A Restauração Conduz a Glorificação a Deus – vv 15; 17

Após as bênçãos recebidas, Naamã retorna a casa do homem de Deus para agradecer e reconhecer que, verdadeiramente não havia em outro lugar um Deus como o Deus de Israel (v 15). Pediu-lhe, antes de ir embora, um punhado de terra para levar consigo dizendo: “porque nunca mais oferecerá este teu servo holocausto nem sacrifício a outros deuses, senão ao SENHOR” (v 17). Naamã verdadeiramente entrega o seu coração ao Senhor rendendo-se a Ele em adoração, agora considerando-se apenas um servo.  Neste caso, a cura foi total, a restauração foi completa. A lepra da alma fora curada.

A Adoração Verdadeira Procede do Coração Quebrantado -v 18

Naamã volta agora para a sua vida normal, para os seus afazeres e, já prevendo que no seu país tinha que cumprir algumas obrigações que contrariavam agora seus princípios, de antemão, pede perdão a Deus. Era costume ele acompanhar o seu rei ao templo onde ali adoravam ao deus Rimom. Como um simples funcionário, não poderia deixar de acompanhar seu superior, mas de antemão alega que mesmo que tivesse que adentrar naquele templo e se curvar para ajudar seu senhor, ainda assim, seu coração não mais estaria naquele lugar pois já o seu coração havia sido ocupado pelo único e verdadeiro Deus a quem conheceu em Israel (v 18).

Bíblia diz que: “onde estiver o teu tesouro, ali estará o seu coração” (Mt 6.21). No mundo secular, no trabalho, na faculdade, muitas vezes temos que conviver com pessoas idólatras, e não raras vezes somos envolvidos em eventos pagãos que se tornaram práticas culturais. Mas em todas essas coisas, devemos guardar nosso coração onde habita o verdadeiro tesouro em vaso de barro (II Co 4.7). Somos imperfeitos e falhos, mas não devemos perder a essência da adoração jamais.

Conclusão

A história de Naamã nos ensina grandes coisas. Mas sobretudo, nos leva a considerar a nossa condição de pecador e o quanto necessitamos da graça de Deus para sermos purificados e restaurados.  Naamã era um homem escolhido por Deus, no entanto, estava no caminho do engano, da idolatria.
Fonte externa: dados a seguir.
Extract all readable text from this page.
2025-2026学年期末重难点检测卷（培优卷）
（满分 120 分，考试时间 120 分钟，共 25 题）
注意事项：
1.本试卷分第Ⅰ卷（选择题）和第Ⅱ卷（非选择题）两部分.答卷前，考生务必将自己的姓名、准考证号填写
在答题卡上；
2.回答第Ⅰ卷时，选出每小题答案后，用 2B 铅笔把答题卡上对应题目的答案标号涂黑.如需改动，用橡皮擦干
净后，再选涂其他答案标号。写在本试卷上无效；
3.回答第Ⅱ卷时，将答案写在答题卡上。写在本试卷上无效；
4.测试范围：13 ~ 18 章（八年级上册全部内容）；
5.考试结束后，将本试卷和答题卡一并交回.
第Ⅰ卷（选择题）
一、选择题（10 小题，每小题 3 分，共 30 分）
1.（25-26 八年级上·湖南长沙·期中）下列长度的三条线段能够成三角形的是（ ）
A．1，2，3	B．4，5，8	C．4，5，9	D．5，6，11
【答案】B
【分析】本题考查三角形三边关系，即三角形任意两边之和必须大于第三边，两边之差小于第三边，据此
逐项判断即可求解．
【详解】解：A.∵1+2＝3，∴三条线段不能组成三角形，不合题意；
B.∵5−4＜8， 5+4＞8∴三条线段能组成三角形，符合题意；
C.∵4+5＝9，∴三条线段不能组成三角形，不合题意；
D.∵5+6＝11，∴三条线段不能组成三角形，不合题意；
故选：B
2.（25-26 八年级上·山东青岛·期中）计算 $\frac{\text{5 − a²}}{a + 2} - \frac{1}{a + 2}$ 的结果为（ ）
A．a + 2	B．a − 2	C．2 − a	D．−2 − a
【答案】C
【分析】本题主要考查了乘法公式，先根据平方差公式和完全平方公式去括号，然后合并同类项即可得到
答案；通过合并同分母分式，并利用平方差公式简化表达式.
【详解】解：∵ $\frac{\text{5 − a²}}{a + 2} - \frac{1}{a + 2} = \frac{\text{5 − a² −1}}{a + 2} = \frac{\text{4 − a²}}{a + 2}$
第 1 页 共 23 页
Mas Deus o atraiu para si de uma maneira fantástica. 

Naamã precisou enxergar em si mesmo suas deformidades para reconhecer que precisava de cura.  O orgulho cegava-lhe o entendimento e obscurecia-lhe a visão, mas Deus o conduziu, mediante as circunstâncias a sua presença para que ele soubesse que havia um único Deus e Senhor o qual poderia restaurar-lhe por completo.  Ele teve que descer nas profundezas do lodo de sua alma para emergir curado. Teve que reconhecer a grandeza e o poder de Deus, rendendo-se por completo a Ele.